Comment 13 Than Ngo 2017-04-04 15:26:10 UTC
reopen the bug because this option is still enable in latest kernel-4.10.8-200.fc25.x86_64

Comment 14 Justin M. Forbes 2017-04-04 15:53:34 UTC
Sorry, looks like this got missed in the rebase. It should be fixed in the 4.10.9 update when it pushes.
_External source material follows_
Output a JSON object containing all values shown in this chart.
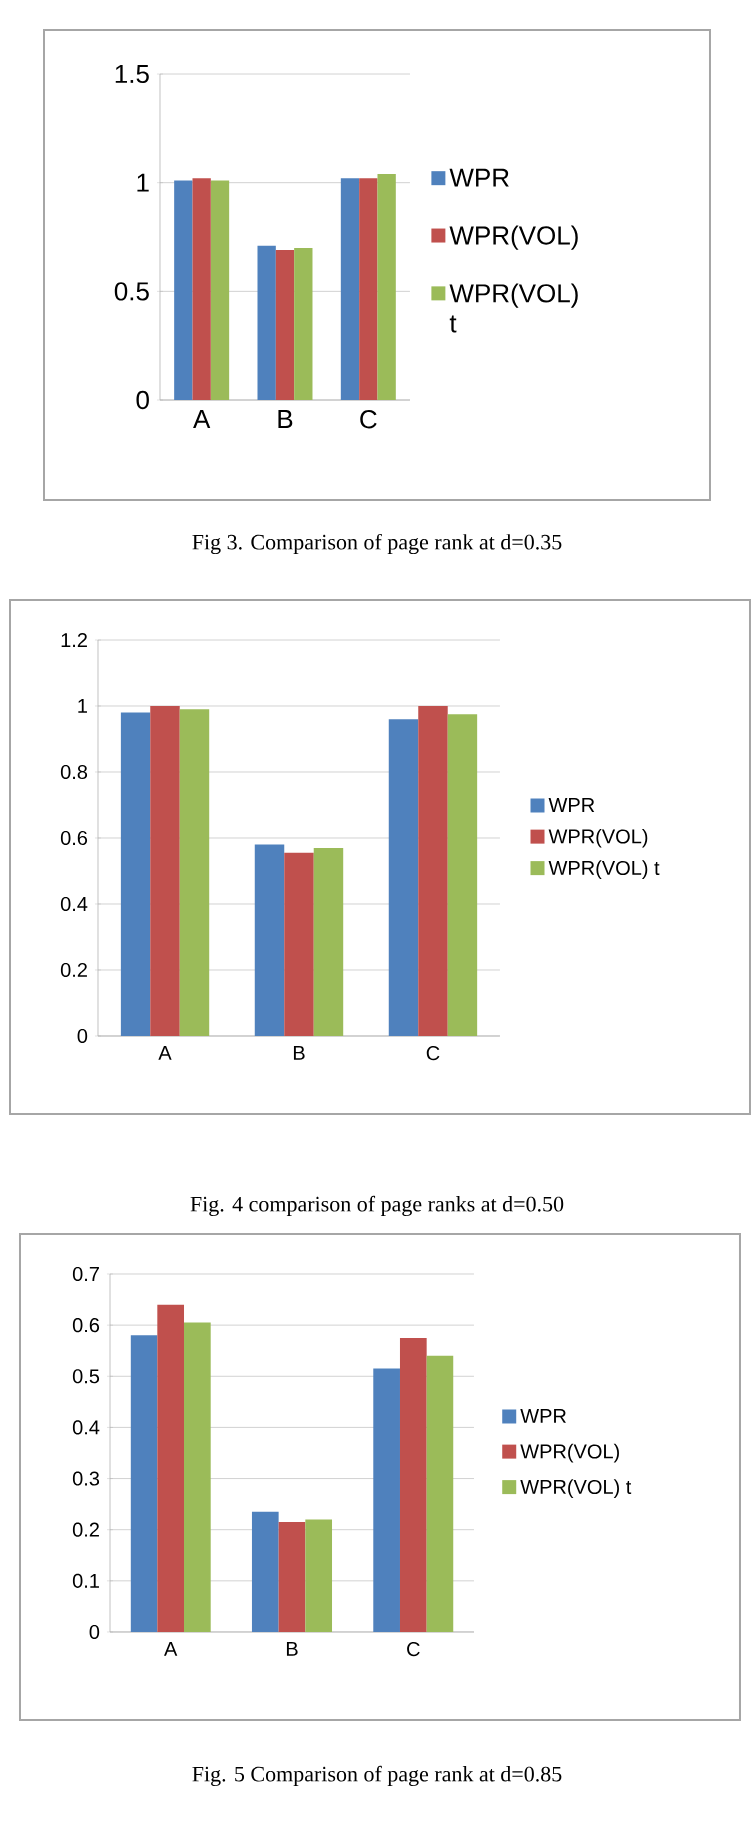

Comment 15 Fedora Update System 2017-04-10 23:26:54 UTC
kernel-4.10.9-200.fc25 has been submitted as an update to Fedora 25. https://bodhi.fedoraproject.org/updates/FEDORA-2017-3a9ec92dd6

Comment 16 Fedora Update System 2017-04-10 23:28:56 UTC
kernel-4.10.9-100.fc24 has been submitted as an update to Fedora 24. https://bodhi.fedoraproject.org/updates/FEDORA-2017-502cf68d68

Comment 17 Fedora Update System 2017-04-11 18:54:27 UTC
kernel-4.10.9-100.fc24 has been pushed to the Fedora 24 testing repository. If problems still persist, please make note of it in this bug report.
See https://fedoraproject.org/wiki/QA:Updates_Testing for
instructions on how to install test updates.
You can provide feedback for this update here: https://bodhi.fedoraproject.org/updates/FEDORA-2017-502cf68d68

Comment 18 Fedora Update System 2017-04-11 19:24:36 UTC
kernel-4.10.9-200.fc25 has been pushed to the Fedora 25 testing repository. If problems still persist, please make note of it in this bug report.
See https://fedoraproject.org/wiki/QA:Updates_Testing for
instructions on how to install test updates.
You can provide feedback for this update here: https://bodhi.fedoraproject.org/updates/FEDORA-2017-3a9ec92dd6

Comment 19 Fedora Update System 2017-04-14 22:19:03 UTC
kernel-4.10.9-100.fc24 has been pushed to the Fedora 24 stable repository. If problems still persist, please make note of it in this bug report.

Comment 20 Fedora Update System 2017-04-14 22:49:43 UTC
kernel-4.10.9-200.fc25 has been pushed to the Fedora 25 stable repository. If problems still persist, please make note of it in this bug report.